Q: You don’t ever play Adrian at your own age, right? You’re always playing older or younger, I’m assuming

Matthew Goode: That was one of the things, he’s meant to be in his forties with the rest, so there is one, obviously with the Watchmen in the 70s when it was first set up at Watchmen headquarters, that was sort of about my age. But he’s meant to be a particularly fine specimen of man. Suspend your disbelief. All though I don’t sort of play him at my age, it’s sort of meant to me that he’s a walking advert for Oil of Olay kind of thing. There hasn’t been too much, kind of, prosthetic stuff for me. Poor Jeffery on the other hand, he’s gone through the gambit, sitting in makeup for seven hours and getting a bit techie as one would do. Yeah, he goes from, like, 20 to 67. I tell you what, you’re going to love the opening of the movie, and I have to say, this is where I don’t think enough can be said for stunt men, stunt people whatever you want to say, but shit the bed, he gets the crap beaten out of him. I mean, thrown across room, busting through tables. ‘Cause in the book, it’s like “The Comedian’s Dead, bash, done.” Where as you really get to see why he’d dead in this one, and I think it’s a great opening to the film. And I just think the less I am involved with swinging punches the better because they make it look so good.

Q: But you do have some action scenes at the end.

Matthew Goode: With Karnac.

Q: So did you do training? Did you do training at all for the fights?

Matthew Goode: Do I look like I haven’t been? They’re going to give me super weak month’s course. No, they’re very, very busy with a lot of different sequences, so we were doing initial “Englishman-who-hasn’t-been-in-anything-apart-from-something-with-a-corset” kind of training. As you can see I’m still not very good. I think we’re going to get round to doing that in the next. . . you know when, it’s more around then, so I’ve got a little time off. So whenever they call me in I’ll be in my spandex and ready to go I suppose.

Q: You haven’t actually read the book, but is there any sort of super hero growing up that you ever wanted to play, did you ever want to do this where you found out now I’m doing a super hero, how am I doing?

Matthew Goode: No. I hate to shit on the question, it’s just not really. . .it wasn’t really my sort of thing.

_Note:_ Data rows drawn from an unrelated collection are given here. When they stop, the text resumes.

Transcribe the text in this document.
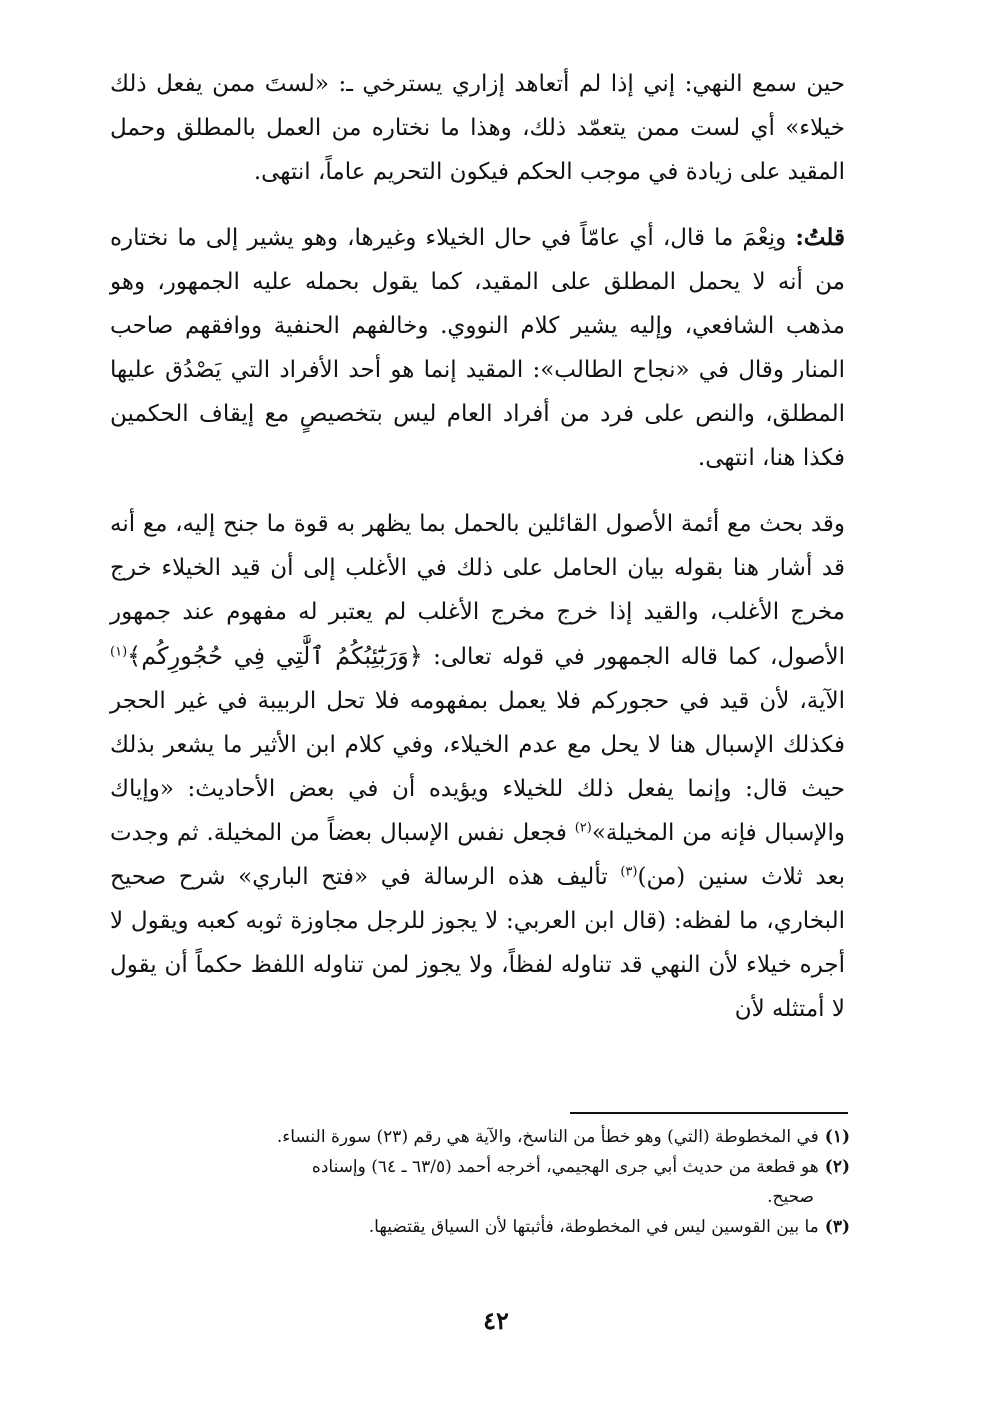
حين سمع النهي: إني إذا لم أتعاهد إزاري يسترخي ـ: «لستَ ممن يفعل ذلك خيلاء» أي لست ممن يتعمّد ذلك، وهذا ما نختاره من العمل بالمطلق وحمل المقيد على زيادة في موجب الحكم فيكون التحريم عاماً، انتهى.

قلتُ: ونِعْمَ ما قال، أي عامّاً في حال الخيلاء وغيرها، وهو يشير إلى ما نختاره من أنه لا يحمل المطلق على المقيد، كما يقول بحمله عليه الجمهور، وهو مذهب الشافعي، وإليه يشير كلام النووي. وخالفهم الحنفية ووافقهم صاحب المنار وقال في «نجاح الطالب»: المقيد إنما هو أحد الأفراد التي يَصْدُق عليها المطلق، والنص على فرد من أفراد العام ليس بتخصيصٍ مع إيقاف الحكمين فكذا هنا، انتهى.

وقد بحث مع أئمة الأصول القائلين بالحمل بما يظهر به قوة ما جنح إليه، مع أنه قد أشار هنا بقوله بيان الحامل على ذلك في الأغلب إلى أن قيد الخيلاء خرج مخرج الأغلب، والقيد إذا خرج مخرج الأغلب لم يعتبر له مفهوم عند جمهور الأصول، كما قاله الجمهور في قوله تعالى: ﴿وَرَبَٰٓئِبُكُمُ ٱلَّٰتِي فِي حُجُورِكُم﴾$^{(١)}$ الآية، لأن قيد في حجوركم فلا يعمل بمفهومه فلا تحل الربيبة في غير الحجر فكذلك الإسبال هنا لا يحل مع عدم الخيلاء، وفي كلام ابن الأثير ما يشعر بذلك حيث قال: وإنما يفعل ذلك للخيلاء ويؤيده أن في بعض الأحاديث: «وإياك والإسبال فإنه من المخيلة»$^{(٢)}$ فجعل نفس الإسبال بعضاً من المخيلة. ثم وجدت بعد ثلاث سنين (من)$^{(٣)}$ تأليف هذه الرسالة في «فتح الباري» شرح صحيح البخاري، ما لفظه: (قال ابن العربي: لا يجوز للرجل مجاوزة ثوبه كعبه ويقول لا أجره خيلاء لأن النهي قد تناوله لفظاً، ولا يجوز لمن تناوله اللفظ حكماً أن يقول لا أمتثله لأن

(١)في المخطوطة (التي) وهو خطأ من الناسخ، والآية هي رقم (٢٣) سورة النساء.

(٢)هو قطعة من حديث أبي جرى الهجيمي، أخرجه أحمد (٦٣/٥ ـ ٦٤) وإسناده

صحيح.

(٣)ما بين القوسين ليس في المخطوطة، فأثبتها لأن السياق يقتضيها.

٤٢
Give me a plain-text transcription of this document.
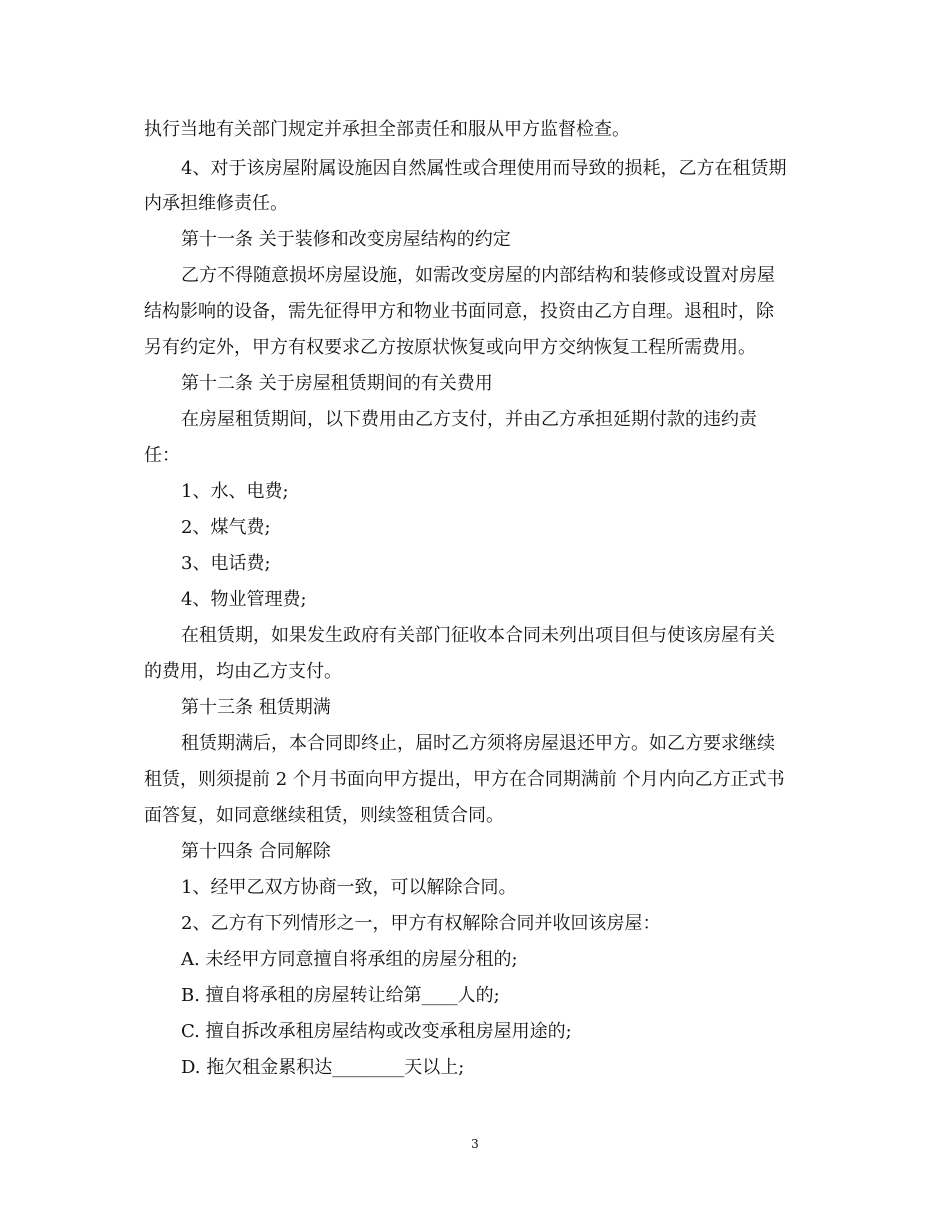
执行当地有关部门规定并承担全部责任和服从甲方监督检查。
4、对于该房屋附属设施因自然属性或合理使用而导致的损耗，乙方在租赁期
内承担维修责任。
第十一条 关于装修和改变房屋结构的约定
乙方不得随意损坏房屋设施，如需改变房屋的内部结构和装修或设置对房屋
结构影响的设备，需先征得甲方和物业书面同意，投资由乙方自理。退租时，除
另有约定外，甲方有权要求乙方按原状恢复或向甲方交纳恢复工程所需费用。
第十二条 关于房屋租赁期间的有关费用
在房屋租赁期间，以下费用由乙方支付，并由乙方承担延期付款的违约责
任：
1、水、电费;
2、煤气费;
3、电话费;
4、物业管理费;
在租赁期，如果发生政府有关部门征收本合同未列出项目但与使该房屋有关
的费用，均由乙方支付。
第十三条 租赁期满
租赁期满后，本合同即终止，届时乙方须将房屋退还甲方。如乙方要求继续
租赁，则须提前 2 个月书面向甲方提出，甲方在合同期满前 个月内向乙方正式书
面答复，如同意继续租赁，则续签租赁合同。
第十四条 合同解除
1、经甲乙双方协商一致，可以解除合同。
2、乙方有下列情形之一，甲方有权解除合同并收回该房屋：
A. 未经甲方同意擅自将承组的房屋分租的;
B. 擅自将承租的房屋转让给第____人的;
C. 擅自拆改承租房屋结构或改变承租房屋用途的;
D. 拖欠租金累积达________天以上;
3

It nothing like I’m not enjoying this, but as far as sort of running around in a cape it’s never been really, and not really, my sort of thing. It’s not to say I didn’t chuckle and have a laugh when we’re all standing there with each other with our capes on, flexing our fake biceps

Q: You’re late coming, you said, in to this, you came on after they had been filming already? You came to the set after filming?

Matthew Goode: No, I came straight from doing another project, so you know, I finished that. My audition was actually on a toilet seat in my hotel. The casting director came up from London, which was very weird, and we hung one of the bed sheets up behind me and I did the audition and I never expected to get it and then suddenly I got it and I went straight to from there.

Q: Do you guys, the cast, do you guys sort of hang out, because the characters all have these pasts, so I was curious if you guys had hung out to get that sort of familiarity with each other to bring to the show?

Matthew Goode: I mean, not specifically before the project, and often time because of the long schedule and sort of the way it’s sequenced, we are not all hear at the same time, but when we are then we, you know, beers gotta be drunk. So we do go out and have fun together. That’s best though, I mean you want to be as friendly with the rest of the cast as you can possibly be. I wouldn’t say it’s different from ay other project, but yeah we do have a laugh.

Q: Are you looking forward to being an action figure?

Matthew Goode: It’s all slightly embarrassing really, but the action figure is actually in one of the shots, I’ve been staring at it, staring at myself, and I have to say it’s incredibly life-like. SO yeah, it’s done, dusted it’s enjoyable, I think it’s something I’d probably put in the shitter. But it’s there for people to enjoy when they come round to their house, or people might go “God you’re an asshole.” So yeah, whatever.